Biographie et impact de Sadok Ben Mhenni

Chronique d’un voleur de tomates
Sadok Ben Mhenni, militant de gauche et ancien prisonnier politique, raconte dans ses mémoires carcérales un itinéraire peu banal. Avant son arrestation, il ne connaissait de la Tunisie que sa ville natale, Tunis, et quelques localités comme Djerba, Gabès, Béja, Mateur ou encore Zaghouan. C’est paradoxalement derrière les barreaux qu’il découvre la profondeur du territoire tunisien. Incarcéré successivement dans différentes régions, il séjourne à la prison de Kasserine, où il apprend à connaître les steppes et la plante rustique du figuier de Barbarie — le fameux hindi. Il est ensuite transféré au nord du pays, à la prison de Borj Erroumi, à Bizerte, où il partage sa détention avec ses compagnons de lutte.
À l’époque, Sadok Ben Mhenni est un jeune homme brillant, perçu — comme il le raconte lui-même — comme « le garçon modèle promis à un avenir brillant », selon les termes même des enquêteurs lors de son interrogatoire.
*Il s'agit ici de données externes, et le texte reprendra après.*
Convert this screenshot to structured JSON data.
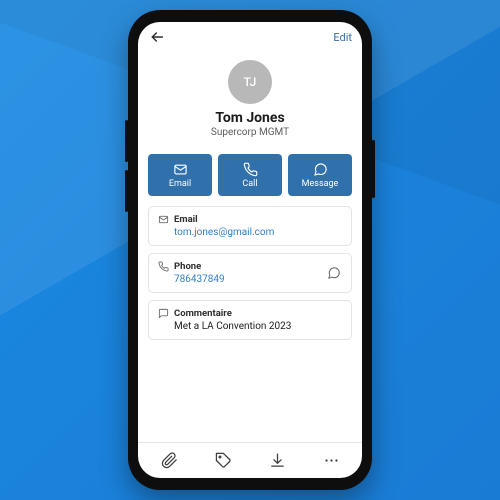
{
  "header": {
    "edit_label": "Edit"
  },
  "profile": {
    "initials": "TJ",
    "name": "Tom Jones",
    "company": "Supercorp MGMT"
  },
  "actions": {
    "email": "Email",
    "call": "Call",
    "message": "Message"
  },
  "fields": {
    "email": {
      "label": "Email",
      "value": "tom.jones@gmail.com"
    },
    "phone": {
      "label": "Phone",
      "value": "786437849"
    },
    "comment": {
      "label": "Commentaire",
      "value": "Met a LA Convention 2023"
    }
  },
  "colors": {
    "accent": "#3070ab",
    "link": "#2f7dca"
  }
}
Il aurait pu suivre une voie classique, mais choisit une trajectoire engagée, au prix de la liberté.
Il rejoint le Groupe d’études et d’action socialiste en Tunisie, connu sous le nom de Mouvement Perspectives (Afâq), fondé à Paris en 1963 par des étudiants tunisiens dissidents de l’Union Générale des Étudiants de Tunisie. Le mouvement, très critique à l’égard du Parti communiste tunisien, s’ancre progressivement dans le pays dès 1964. Peu avant son arrestation en 1974, Sadok prend ses distances avec l’organisation.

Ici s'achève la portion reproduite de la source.